Never in a million years would Seahawks fans have imagined being compared to UW. The Huskies entered the season at the bottom of the Pac-10 food chain, and the ensuing weeks have done little to change that. The Seahawks, meanwhile, have gone into an unforeseen freefall.

As much as local NFL fans would like to tell themselves that things are going to get better before they get worse, a quick peek at the upcoming schedule might slap them back to reality.

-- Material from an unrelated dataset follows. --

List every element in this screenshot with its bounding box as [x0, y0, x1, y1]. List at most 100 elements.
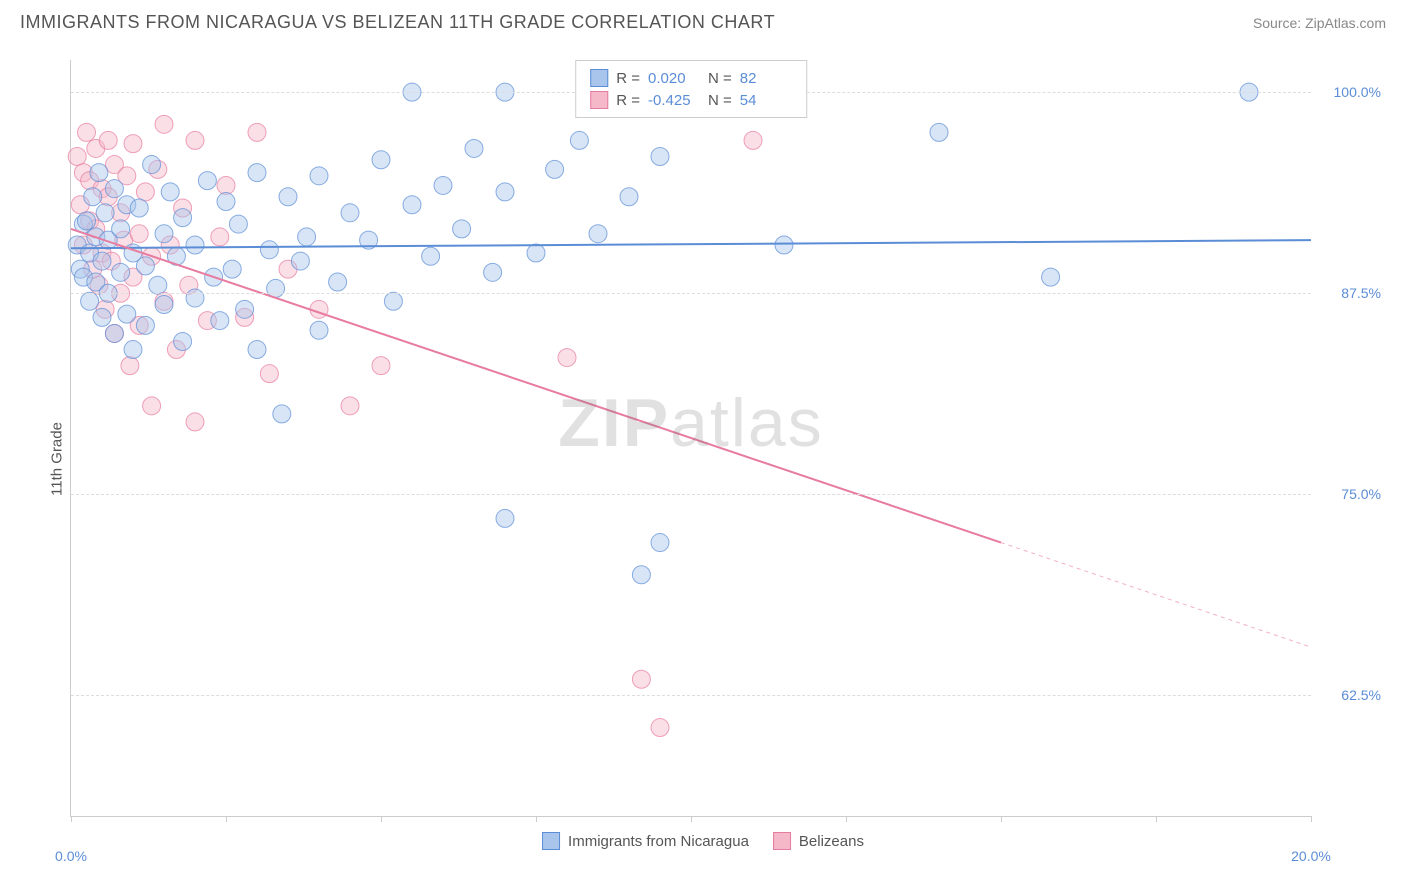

The next eight weeks include four road trips -- two to the East Coast, where they win about as often as this country elects presidents, and another to San Francisco to face a team that already beat them once this season -- as well as home games against playoff contenders Philadelphia, Arizona, Washington and New England. There's actually a likely possibility that the Huskies could match -- and maybe even surpass -- Seattle's season win total in the coming weeks.

The difference, of course, is that there is hope in Renton. The Seahawks aren't in a rebuilding mode, and coach Mike Holmgren isn't getting fired. The retiring coach has a pretty talented team that has underachieved thus far, so he's unwilling to give up on the season. Whereas the Huskies are just trying to get a win, Holmgren and his Seahawks are still taking aim on the postseason.

Realistic or not, that's what the 2008 Seahawks are trying to accomplish. And for Seattle to get there, it would take several factors outside of the Seahawks' control. Among them:

n The NFC West-leading Arizona Cardinals would have to revert to their old ways and come back to the pack.

n Quarterback Matt Hasselbeck has to return from his back problems as soon as next week, and with a clean bill of health.

n The Seahawks defense will have to start playing not just at its potential but above it.

n Seattle will have to figure out how to win on the road.

If Holmgren can figure out how to right the ship, this will be the last time in a long while that the Seahawks' franchise gets compared to the UW football program. But the way the first few weeks of the season have gone, the comparison is inevitable.

At least the Seahawks won't have to face USC. The way things have been going, the NFL team might actually go into that game as a two-point underdog.